1. SABATO 25 NOVEMBRE
Il semaforo era rosso. Doveva
fermarsi per forza.
Stava lì, in
attesa che il semaforo pedonale diventasse verde, in modo da poter raggiungere
la stazione.
Le lunghe
gambe fasciate da jeans aderenti, il busto coperto da una camicia bianca, e
sopra un maglioncino nero con lo scollo a V,
ballerine nere con un ricamo bianco.
Aveva iniziato a vestirsi in modo
rigido ed austero, “da grande”, nel momento in cui era stata strappata
brutalmente dal mondo delle favole per essere catapultata nel mondo degli
adulti. Dove esiste la morte.
Il volto
seminascosto dal ciuffo nero, che oscillava scombinandosi per colpa della
corrente prodotta dalle macchine in corsa.
Il viso imbronciato, gli occhi
azzurri persi nel vuoto, i bianchi denti che mordevano il carnoso labbro
inferiore.
Finalmente il fiume di macchine
finì, ma non venne ancora verde. Camilla non attraversò: lei rispettava sempre
le regole. Quelle che le sembravano giuste, ovvio.

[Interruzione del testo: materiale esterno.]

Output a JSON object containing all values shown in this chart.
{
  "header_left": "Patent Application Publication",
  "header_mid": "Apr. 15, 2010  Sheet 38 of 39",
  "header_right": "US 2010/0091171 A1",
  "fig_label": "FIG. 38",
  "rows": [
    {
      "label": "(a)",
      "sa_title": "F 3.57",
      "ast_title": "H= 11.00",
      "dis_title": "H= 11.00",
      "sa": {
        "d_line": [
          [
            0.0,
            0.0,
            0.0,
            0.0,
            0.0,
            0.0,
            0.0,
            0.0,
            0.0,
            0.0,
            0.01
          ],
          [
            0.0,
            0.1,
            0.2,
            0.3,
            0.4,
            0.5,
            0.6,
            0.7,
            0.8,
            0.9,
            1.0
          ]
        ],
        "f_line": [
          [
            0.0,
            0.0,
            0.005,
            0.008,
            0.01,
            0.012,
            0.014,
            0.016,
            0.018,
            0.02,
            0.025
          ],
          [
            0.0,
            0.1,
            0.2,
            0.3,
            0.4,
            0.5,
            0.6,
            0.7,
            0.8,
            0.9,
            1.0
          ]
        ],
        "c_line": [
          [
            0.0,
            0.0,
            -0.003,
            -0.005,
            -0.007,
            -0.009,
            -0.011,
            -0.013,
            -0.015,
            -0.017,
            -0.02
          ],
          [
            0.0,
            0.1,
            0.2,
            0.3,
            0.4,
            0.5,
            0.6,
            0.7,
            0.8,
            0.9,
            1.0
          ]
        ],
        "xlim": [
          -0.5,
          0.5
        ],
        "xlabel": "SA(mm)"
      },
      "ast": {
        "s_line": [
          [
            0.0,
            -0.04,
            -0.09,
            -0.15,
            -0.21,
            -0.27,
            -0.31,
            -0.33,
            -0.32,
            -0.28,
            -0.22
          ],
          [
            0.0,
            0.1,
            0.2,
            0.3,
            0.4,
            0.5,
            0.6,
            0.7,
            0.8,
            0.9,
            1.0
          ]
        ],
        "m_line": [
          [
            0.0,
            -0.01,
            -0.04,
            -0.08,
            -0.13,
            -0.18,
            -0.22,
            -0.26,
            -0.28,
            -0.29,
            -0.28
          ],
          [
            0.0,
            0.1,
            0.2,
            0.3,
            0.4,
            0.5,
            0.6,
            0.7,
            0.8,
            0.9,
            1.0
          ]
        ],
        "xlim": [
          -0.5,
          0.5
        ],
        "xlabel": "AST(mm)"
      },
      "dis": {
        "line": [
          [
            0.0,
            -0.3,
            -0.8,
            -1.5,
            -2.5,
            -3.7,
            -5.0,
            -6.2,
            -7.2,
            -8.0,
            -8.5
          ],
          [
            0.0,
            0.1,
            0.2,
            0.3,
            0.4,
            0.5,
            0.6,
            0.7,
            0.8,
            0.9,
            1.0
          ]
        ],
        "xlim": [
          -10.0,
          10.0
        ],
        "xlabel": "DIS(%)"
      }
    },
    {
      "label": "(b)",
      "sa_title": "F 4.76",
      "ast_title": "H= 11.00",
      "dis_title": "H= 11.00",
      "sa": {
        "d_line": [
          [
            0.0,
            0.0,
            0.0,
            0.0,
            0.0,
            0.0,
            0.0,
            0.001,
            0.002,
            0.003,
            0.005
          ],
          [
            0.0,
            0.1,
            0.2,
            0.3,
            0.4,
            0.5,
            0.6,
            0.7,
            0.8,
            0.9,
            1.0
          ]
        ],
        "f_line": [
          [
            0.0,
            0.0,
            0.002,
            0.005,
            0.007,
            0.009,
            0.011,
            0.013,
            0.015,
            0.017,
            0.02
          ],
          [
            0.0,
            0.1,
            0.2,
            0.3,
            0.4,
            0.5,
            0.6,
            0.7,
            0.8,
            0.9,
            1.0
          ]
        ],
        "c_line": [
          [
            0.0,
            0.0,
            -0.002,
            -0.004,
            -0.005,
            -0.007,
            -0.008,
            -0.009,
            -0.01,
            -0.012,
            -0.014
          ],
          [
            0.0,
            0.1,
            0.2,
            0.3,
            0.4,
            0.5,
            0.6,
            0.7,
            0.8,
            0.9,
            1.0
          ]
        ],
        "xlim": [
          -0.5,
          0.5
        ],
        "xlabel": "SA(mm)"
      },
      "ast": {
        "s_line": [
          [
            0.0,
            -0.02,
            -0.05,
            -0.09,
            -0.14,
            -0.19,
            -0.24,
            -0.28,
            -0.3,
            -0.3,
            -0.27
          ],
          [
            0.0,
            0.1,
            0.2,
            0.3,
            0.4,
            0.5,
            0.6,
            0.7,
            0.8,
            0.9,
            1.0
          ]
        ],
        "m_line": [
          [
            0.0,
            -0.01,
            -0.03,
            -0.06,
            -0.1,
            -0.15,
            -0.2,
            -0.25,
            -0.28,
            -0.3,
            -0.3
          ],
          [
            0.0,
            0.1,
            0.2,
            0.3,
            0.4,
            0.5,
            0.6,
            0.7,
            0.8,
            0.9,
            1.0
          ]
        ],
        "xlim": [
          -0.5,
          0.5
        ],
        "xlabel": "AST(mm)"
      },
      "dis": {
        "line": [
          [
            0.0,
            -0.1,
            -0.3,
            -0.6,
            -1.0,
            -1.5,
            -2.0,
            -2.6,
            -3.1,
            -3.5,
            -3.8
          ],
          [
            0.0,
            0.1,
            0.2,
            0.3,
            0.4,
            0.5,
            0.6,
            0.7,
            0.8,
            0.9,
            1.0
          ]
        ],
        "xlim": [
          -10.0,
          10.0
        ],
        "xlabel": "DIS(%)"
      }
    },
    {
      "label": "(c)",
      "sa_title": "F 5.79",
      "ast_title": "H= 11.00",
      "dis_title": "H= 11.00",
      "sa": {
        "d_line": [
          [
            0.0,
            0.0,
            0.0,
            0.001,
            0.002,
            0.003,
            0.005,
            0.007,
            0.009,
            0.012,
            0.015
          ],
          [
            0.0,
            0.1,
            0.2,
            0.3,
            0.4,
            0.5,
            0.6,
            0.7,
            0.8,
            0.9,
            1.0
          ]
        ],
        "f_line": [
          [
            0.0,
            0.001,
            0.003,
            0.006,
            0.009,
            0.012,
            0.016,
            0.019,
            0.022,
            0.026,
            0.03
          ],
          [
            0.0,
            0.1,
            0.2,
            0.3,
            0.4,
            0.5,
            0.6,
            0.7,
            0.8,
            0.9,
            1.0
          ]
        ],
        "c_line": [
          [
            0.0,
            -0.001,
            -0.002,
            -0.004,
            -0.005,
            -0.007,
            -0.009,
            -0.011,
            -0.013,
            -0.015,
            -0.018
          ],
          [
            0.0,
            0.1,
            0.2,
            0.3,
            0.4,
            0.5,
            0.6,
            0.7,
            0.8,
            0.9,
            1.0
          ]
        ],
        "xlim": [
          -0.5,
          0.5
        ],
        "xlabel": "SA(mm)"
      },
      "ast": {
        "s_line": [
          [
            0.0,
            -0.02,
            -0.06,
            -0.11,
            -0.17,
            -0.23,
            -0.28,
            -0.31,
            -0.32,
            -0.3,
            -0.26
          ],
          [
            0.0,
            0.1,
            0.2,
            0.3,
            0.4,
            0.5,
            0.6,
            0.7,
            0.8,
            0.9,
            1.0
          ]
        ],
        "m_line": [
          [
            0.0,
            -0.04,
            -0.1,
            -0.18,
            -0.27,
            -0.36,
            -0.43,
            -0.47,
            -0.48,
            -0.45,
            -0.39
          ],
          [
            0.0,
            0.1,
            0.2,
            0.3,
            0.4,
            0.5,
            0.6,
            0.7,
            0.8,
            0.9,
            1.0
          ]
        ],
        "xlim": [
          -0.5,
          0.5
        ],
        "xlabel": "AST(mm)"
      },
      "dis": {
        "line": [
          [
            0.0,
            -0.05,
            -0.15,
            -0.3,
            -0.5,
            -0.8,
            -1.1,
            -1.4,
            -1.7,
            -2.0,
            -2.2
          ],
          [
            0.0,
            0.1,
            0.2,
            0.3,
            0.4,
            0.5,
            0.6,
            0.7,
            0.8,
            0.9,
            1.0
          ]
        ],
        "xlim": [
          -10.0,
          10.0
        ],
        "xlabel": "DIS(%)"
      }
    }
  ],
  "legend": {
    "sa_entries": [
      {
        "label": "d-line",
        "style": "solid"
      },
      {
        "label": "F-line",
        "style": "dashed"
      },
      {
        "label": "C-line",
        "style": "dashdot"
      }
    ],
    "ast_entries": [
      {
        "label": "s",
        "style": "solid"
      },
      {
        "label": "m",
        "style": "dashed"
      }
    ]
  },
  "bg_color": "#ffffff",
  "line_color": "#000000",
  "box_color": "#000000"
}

Giunse in stazione, alla corsia dove
sarebbe arrivato l’autobus, nello stesso posto dove, nell’ultimo anno e mezzo,
sin incontrava con il suo ragazzo, prima e dopo scuola.
Ma quel
giorno…
Prese a mordersi il labbro ancora
più forte: doveva impedire ai ricordi di affiorare.
Ma non
poteva fare a meno di pensarci.
Nell’mp3 aveva
impostata la riproduzione casuale. Partì una canzone, quella canzone
che lui le aveva dedicato ancora nei primi mesi della loro relazione.
“…e nessuno è solo se anche di notte ha chi non dorme per
pensare a lui…”
Una lacrima scese
dai suoi grandi occhi tristi, seguita da un’altra, e un’altra ancora.
Ora lei era sola: non c’era più
nessuno che né di giorno né tanto meno di notte stava sveglio a pensare a lei.
Non c’era più nessuno perché il suo
Enrico, il suo amato Enrico si era addormentato. Per
sempre. Lasciandola da sola alla mercé del mondo.